Friday, June 15, 2001


Page 3


Research Attorneys Still Bargaining as Other Court Workers Set to Vote on Contracts Tomorrow


By ROBERT GREENE, Staff Writer


Los Angeles Superior Court research attorneys bear no ill will toward their colleagues in other court positions who broke ranks and reached contract agreements with the court, a union leader said yesterday.

“Our bargaining unit has no anger toward the other ones,” research attorney Michael Boggs said. “Most of the other employees don’t understand our position.”

The union, which certified as a local of the American Federation of State, County and Municipal Employees late in 1999, joined with other AFSCME locals representing court employees in bargaining talks and rallied with them outside the courthouse Tuesday. But the research attorneys were left standing alone when accords were reached with the other locals.

A ratification vote is due tomorrow at downtown’s Central Courthouse on contracts that could bring judicial assistants, court clerks, courtroom assistants and family court mediators raises of up to 18 percent over three years.

Boggs said those locals had to act because talk in Sacramento about a drastically revised state budget—a response to the statewide electricity crisis—might mean there soon would be no money for raises of any kind.

Court spokeswoman Jerrianne Hayslett confirmed that talks were continuing with the research attorneys. She said she could not discuss the terms of contracts for the other units until members vote to ratify and the court’s executive committee does likewise.
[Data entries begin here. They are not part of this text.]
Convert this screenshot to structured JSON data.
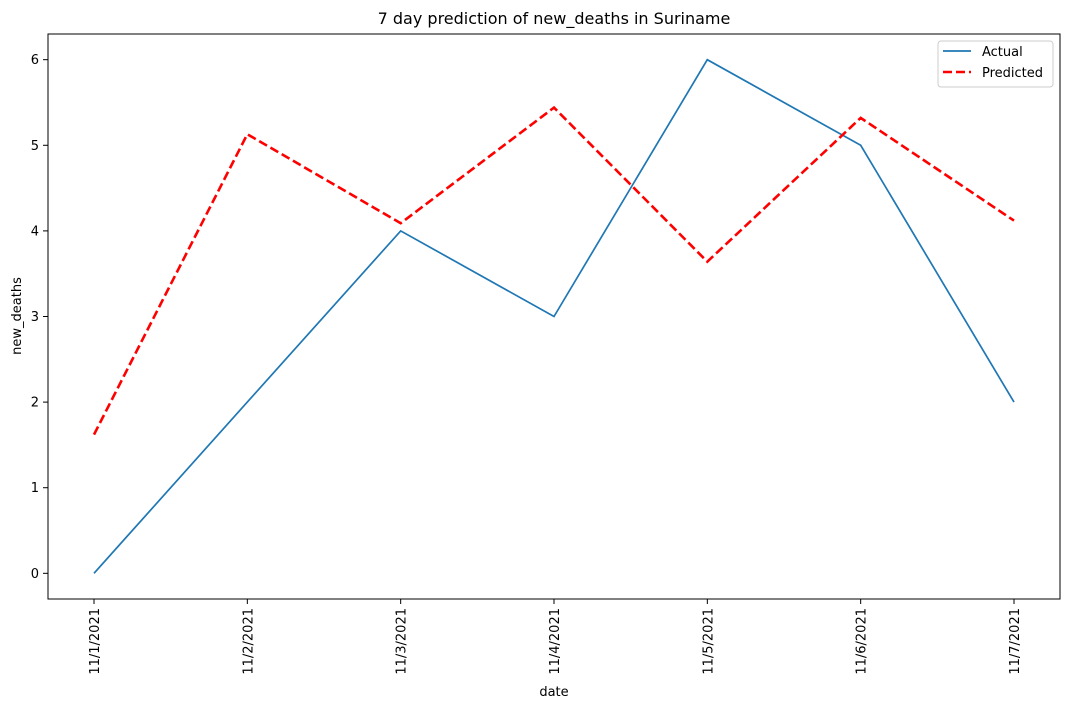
{
  "chart_data": {
    "type": "line",
    "title": "7 day prediction of new_deaths in Suriname",
    "xlabel": "date",
    "ylabel": "new_deaths",
    "categories": [
      "11/1/2021",
      "11/2/2021",
      "11/3/2021",
      "11/4/2021",
      "11/5/2021",
      "11/6/2021",
      "11/7/2021"
    ],
    "yticks": [
      "0",
      "1",
      "2",
      "3",
      "4",
      "5",
      "6"
    ],
    "ylim": [
      -0.3,
      6.3
    ],
    "grid": false,
    "legend_position": "top-right",
    "series": [
      {
        "name": "Actual",
        "values": [
          0,
          2,
          4,
          3,
          6,
          5,
          2
        ],
        "color": "#1f77b4",
        "style": "solid"
      },
      {
        "name": "Predicted",
        "values": [
          1.62,
          5.13,
          4.09,
          5.44,
          3.64,
          5.32,
          4.12
        ],
        "color": "#ff0000",
        "style": "dashed"
      }
    ]
  }
}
The court’s 67 research attorneys are seeking pay increases as well, Boggs said, but their primary concern is to sweep aside a three-year probationary period and what some court lawyers call a perpetual temporary status.
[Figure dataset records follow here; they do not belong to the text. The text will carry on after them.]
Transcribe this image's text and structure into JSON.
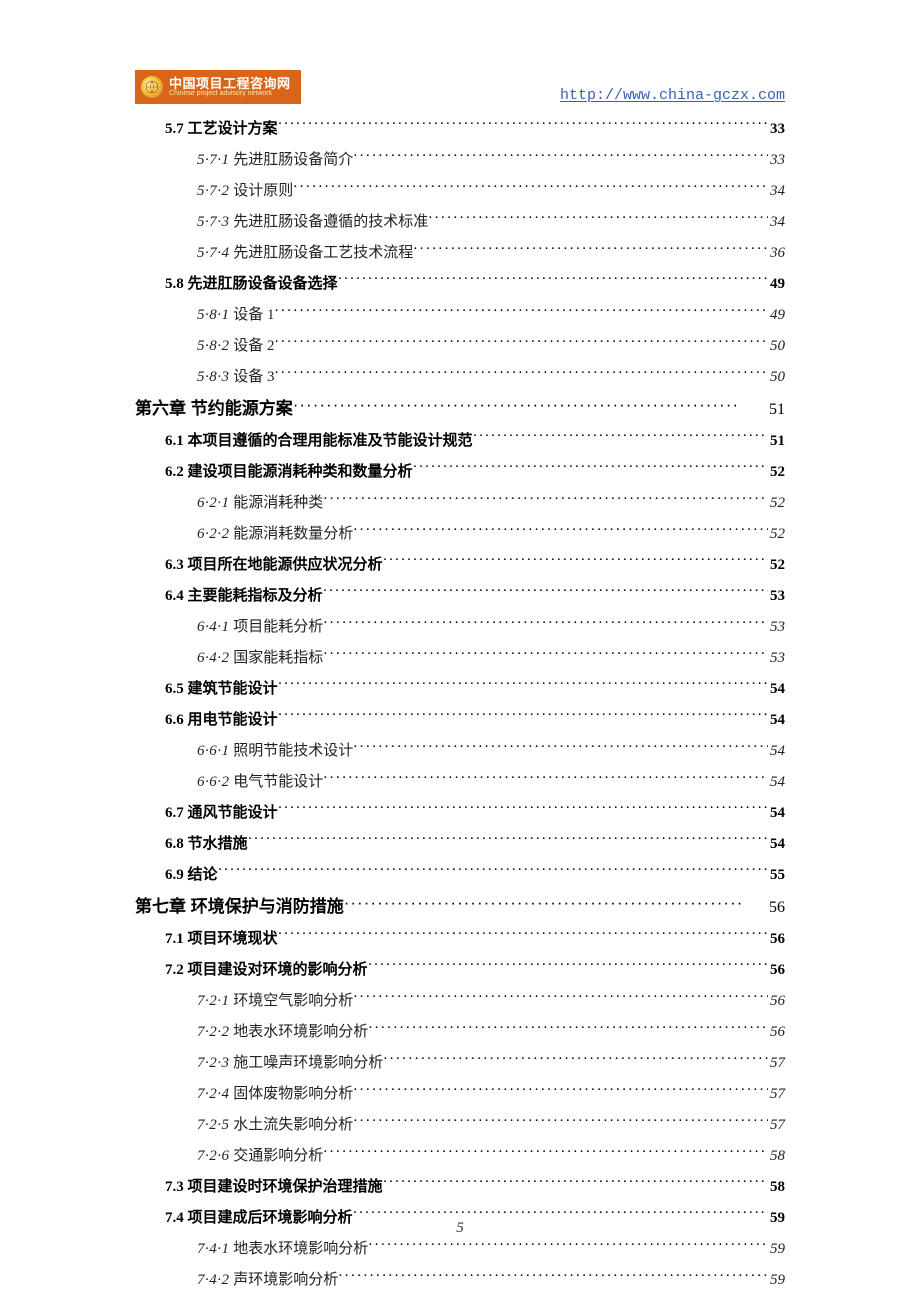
{
  "header": {
    "logo_cn": "中国项目工程咨询网",
    "logo_en": "Chinese project advisory network",
    "url": "http://www.china-gczx.com"
  },
  "colors": {
    "logo_bg": "#d8651a",
    "logo_text": "#ffffff",
    "logo_sub": "#fde9a8",
    "url": "#3b5fb5",
    "text": "#000000"
  },
  "toc": [
    {
      "level": "section",
      "bold": true,
      "label": "5.7 工艺设计方案",
      "page": "33"
    },
    {
      "level": "sub",
      "bold": false,
      "num": "5·7·1",
      "label": " 先进肛肠设备简介",
      "page": "33"
    },
    {
      "level": "sub",
      "bold": false,
      "num": "5·7·2",
      "label": " 设计原则",
      "page": "34"
    },
    {
      "level": "sub",
      "bold": false,
      "num": "5·7·3",
      "label": " 先进肛肠设备遵循的技术标准",
      "page": " 34"
    },
    {
      "level": "sub",
      "bold": false,
      "num": "5·7·4",
      "label": " 先进肛肠设备工艺技术流程",
      "page": "36"
    },
    {
      "level": "section",
      "bold": true,
      "label": "5.8 先进肛肠设备设备选择",
      "page": "49"
    },
    {
      "level": "sub",
      "bold": false,
      "num": "5·8·1",
      "label": " 设备 1",
      "page": " 49"
    },
    {
      "level": "sub",
      "bold": false,
      "num": "5·8·2",
      "label": " 设备 2",
      "page": " 50"
    },
    {
      "level": "sub",
      "bold": false,
      "num": "5·8·3",
      "label": " 设备 3",
      "page": " 50"
    },
    {
      "level": "chapter",
      "bold": true,
      "label": "第六章  节约能源方案",
      "page": "51"
    },
    {
      "level": "section",
      "bold": true,
      "label": "6.1 本项目遵循的合理用能标准及节能设计规范",
      "page": " 51"
    },
    {
      "level": "section",
      "bold": true,
      "label": "6.2 建设项目能源消耗种类和数量分析",
      "page": " 52"
    },
    {
      "level": "sub",
      "bold": false,
      "num": "6·2·1",
      "label": " 能源消耗种类",
      "page": "52"
    },
    {
      "level": "sub",
      "bold": false,
      "num": "6·2·2",
      "label": " 能源消耗数量分析",
      "page": "52"
    },
    {
      "level": "section",
      "bold": true,
      "label": "6.3 项目所在地能源供应状况分析",
      "page": "52"
    },
    {
      "level": "section",
      "bold": true,
      "label": "6.4 主要能耗指标及分析",
      "page": "53"
    },
    {
      "level": "sub",
      "bold": false,
      "num": "6·4·1",
      "label": " 项目能耗分析",
      "page": "53"
    },
    {
      "level": "sub",
      "bold": false,
      "num": "6·4·2",
      "label": " 国家能耗指标",
      "page": "53"
    },
    {
      "level": "section",
      "bold": true,
      "label": "6.5 建筑节能设计",
      "page": "54"
    },
    {
      "level": "section",
      "bold": true,
      "label": "6.6 用电节能设计",
      "page": "54"
    },
    {
      "level": "sub",
      "bold": false,
      "num": "6·6·1",
      "label": " 照明节能技术设计",
      "page": "54"
    },
    {
      "level": "sub",
      "bold": false,
      "num": "6·6·2",
      "label": " 电气节能设计",
      "page": "54"
    },
    {
      "level": "section",
      "bold": true,
      "label": "6.7 通风节能设计",
      "page": "54"
    },
    {
      "level": "section",
      "bold": true,
      "label": "6.8 节水措施",
      "page": "54"
    },
    {
      "level": "section",
      "bold": true,
      "label": "6.9 结论",
      "page": "55"
    },
    {
      "level": "chapter",
      "bold": true,
      "label": "第七章  环境保护与消防措施",
      "page": "56"
    },
    {
      "level": "section",
      "bold": true,
      "label": "7.1 项目环境现状",
      "page": "56"
    },
    {
      "level": "section",
      "bold": true,
      "label": "7.2 项目建设对环境的影响分析",
      "page": "56"
    },
    {
      "level": "sub",
      "bold": false,
      "num": "7·2·1",
      "label": " 环境空气影响分析",
      "page": "56"
    },
    {
      "level": "sub",
      "bold": false,
      "num": "7·2·2",
      "label": " 地表水环境影响分析",
      "page": "56"
    },
    {
      "level": "sub",
      "bold": false,
      "num": "7·2·3",
      "label": " 施工噪声环境影响分析",
      "page": " 57"
    },
    {
      "level": "sub",
      "bold": false,
      "num": "7·2·4",
      "label": " 固体废物影响分析",
      "page": " 57"
    },
    {
      "level": "sub",
      "bold": false,
      "num": "7·2·5",
      "label": " 水土流失影响分析",
      "page": " 57"
    },
    {
      "level": "sub",
      "bold": false,
      "num": "7·2·6",
      "label": " 交通影响分析",
      "page": "58"
    },
    {
      "level": "section",
      "bold": true,
      "label": "7.3 项目建设时环境保护治理措施",
      "page": "58"
    },
    {
      "level": "section",
      "bold": true,
      "label": "7.4 项目建成后环境影响分析",
      "page": "59"
    },
    {
      "level": "sub",
      "bold": false,
      "num": "7·4·1",
      "label": " 地表水环境影响分析",
      "page": " 59"
    },
    {
      "level": "sub",
      "bold": false,
      "num": "7·4·2",
      "label": " 声环境影响分析",
      "page": " 59"
    }
  ],
  "footer_page": "5"
}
The lawyers—all but three of whom work in civil courts—petitioned the Superior Court on Sept. 30, 1999 for representation by AFSCME. The research attorneys argued that union representation was the only way to get the court’s attention in pleas for benefits and better pay.

Certification came in December 1999.

Union officials have said lower pay and benefits stemmed in part from an outdated view that employment as a court research attorney was temporary, with most leaving after a year of employment.

The research lawyers’ role and tenure, but not their compensation, changed dramatically when fast-track courts were implemented in the late 1980s, union leaders said.

But while some judges have backed the call for research attorneys who are treated as permanent, full-time professional staff, others have argued that the appropriate model is the federal system, where lawyers “clerk” for two or three years before moving on to other positions.

Boggs said he has had temporary status for the last 11 years. The court offered to make research attorneys temps for a year, then for a second year, and finally probationary employees in their third year, Boggs said.

He said the highest paid research attorney gets annual pay of $53,500, a figure just over half of what Boggs said was the $100,000 earned by the top research attorneys in the Orange Superior Court.

The lawyers in the past have called for pay parity with county-employed attorneys who work for the county counsel, the district attorney, and the public defender.

Boggs expressed no regrets for the choice to unionize, but he said he and his colleagues had yet to reap the benefits.

“It has been an incredible amount of work and to a certain degree disheartening because of the lack of results, despite all the hard work,” he said.

The Superior Court has, on average, one research attorney for every two civil department judges. The lawyers review the documents filed in most civil cases, research the legal issues and make recommendations to the judges on rulings.

Former Municipal court research attorneys who came to the Superior Court with unification are not represented by AFSCME and are compensated “all over the board,” Boggs said, with some earning much more and some much less than continuing Superior Court lawyers.